Shares in Next PLC climbed on Thursday as the retailer raised profit guidance for the second time in two months.
The Leicester-based clothing and homewares seller raised the outlook on the back of strong sales over the past six weeks.
In the half-year ended July 27, revenue rose 14% to £2.86 billion from £2.52 billion a year earlier. Next’s pretax profit improved 3.9% to £432.1 million from £415.7 million.
Full price sales rose 4.4% during the period, and growth has picked up in the first six weeks of the second half.
Full prices sales during the six-week period have ‘materially exceeded our expectations’, rising 6.9% on-year.
Next now expects full-year full price sales growth of 4.0%, its outlook improved from 3.4%. Second half growth is seen at 3.7%, increased from 2.5%.
Online sales rose 7.0% in the first half, retail sales fell 2.1% and finance sales ticked up by 4.9%. Total Platform sales jumped 25%.
Next pointed out in 2004, retail stores accounted for 72% of total sales and 70% of profit, compared to 30% of sales and just 19% of profits now.
The UK business, as expected, only grew by 1.0%, held back by tough comparisons with last year‘s
exceptionally warm second quarter.
The Next brand was down 0.9% in the UK which the firm said was potentially ‘worrying’. But Next believes this underperformance was mainly because fashion ranges did so well during the exceptionally warm weather last year. The sharp recovery in the last six weeks, backs this analysis, Next said.
Next now predicts pretax profit of £995 million, which would be a year-on-year rise of 8.4%. The outlook was improved from £980 million. In August, Next had increased guidance by £20 million from £960 million.
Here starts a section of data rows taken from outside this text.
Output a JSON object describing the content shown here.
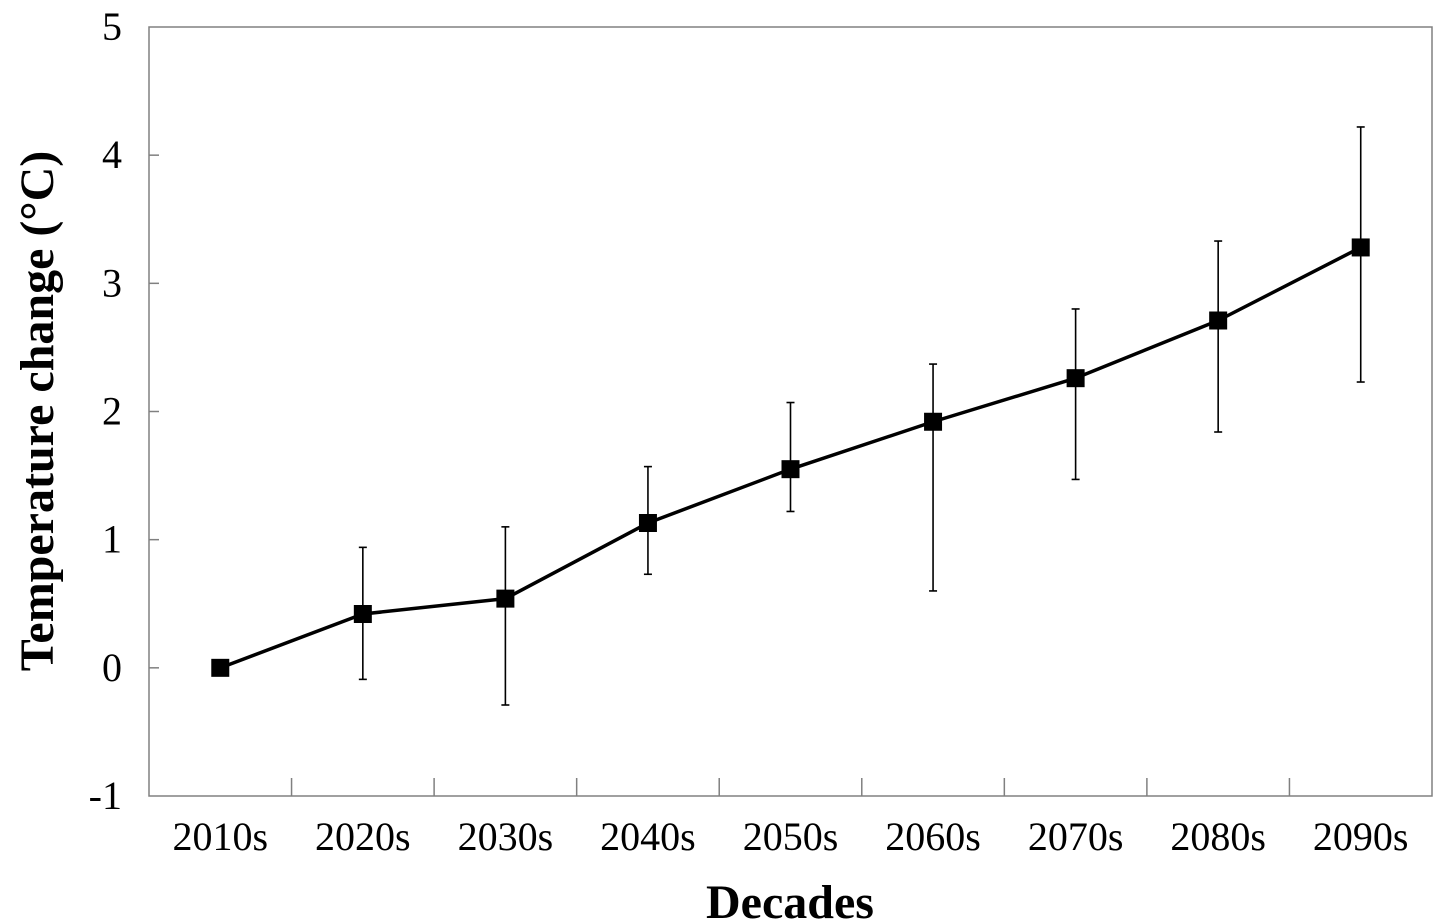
{
  "chart_data": {
    "type": "line",
    "title": "",
    "xlabel": "Decades",
    "ylabel": "Temperature change (°C)",
    "categories": [
      "2010s",
      "2020s",
      "2030s",
      "2040s",
      "2050s",
      "2060s",
      "2070s",
      "2080s",
      "2090s"
    ],
    "ylim": [
      -1,
      5
    ],
    "yticks": [
      -1,
      0,
      1,
      2,
      3,
      4,
      5
    ],
    "ytick_labels": [
      "-1",
      "0",
      "1",
      "2",
      "3",
      "4",
      "5"
    ],
    "grid": false,
    "legend": "none",
    "series": [
      {
        "values": [
          0.0,
          0.42,
          0.54,
          1.13,
          1.55,
          1.92,
          2.26,
          2.71,
          3.28
        ],
        "error_low": [
          0.0,
          -0.09,
          -0.29,
          0.73,
          1.22,
          0.6,
          1.47,
          1.84,
          2.23
        ],
        "error_high": [
          0.0,
          0.94,
          1.1,
          1.57,
          2.07,
          2.37,
          2.8,
          3.33,
          4.22
        ],
        "color": "#000000",
        "marker": "square"
      }
    ]
  }
}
‘The company continues its mantra of under-promise and overdeliver, which should support further share price gains today,’ said Panmure Liberum analyst Anubhav Malhotra.
Shares in Next rose 3.5% to 10,688.02 pence in London on Thursday, after earlier hitting an all-time high of 11,103.83p.
Next declared a 75 pence per share ordinary dividend, up from the 66p payout it declared a year prior. It expects to make buybacks for the full-year totalling £306 million.
‘If we achieve our profit guidance of £995 million, these buybacks represent an estimated rate of return of 8.7%; ahead of our buyback hurdle of 8%.’
Next said the results showed the virtues of ‘consistency’.
‘People in business who make the same point repeatedly can be regarded as reassuringly consistent, or painfully dull - often both. Here, we have tried to get the balance right,’ the firm commented.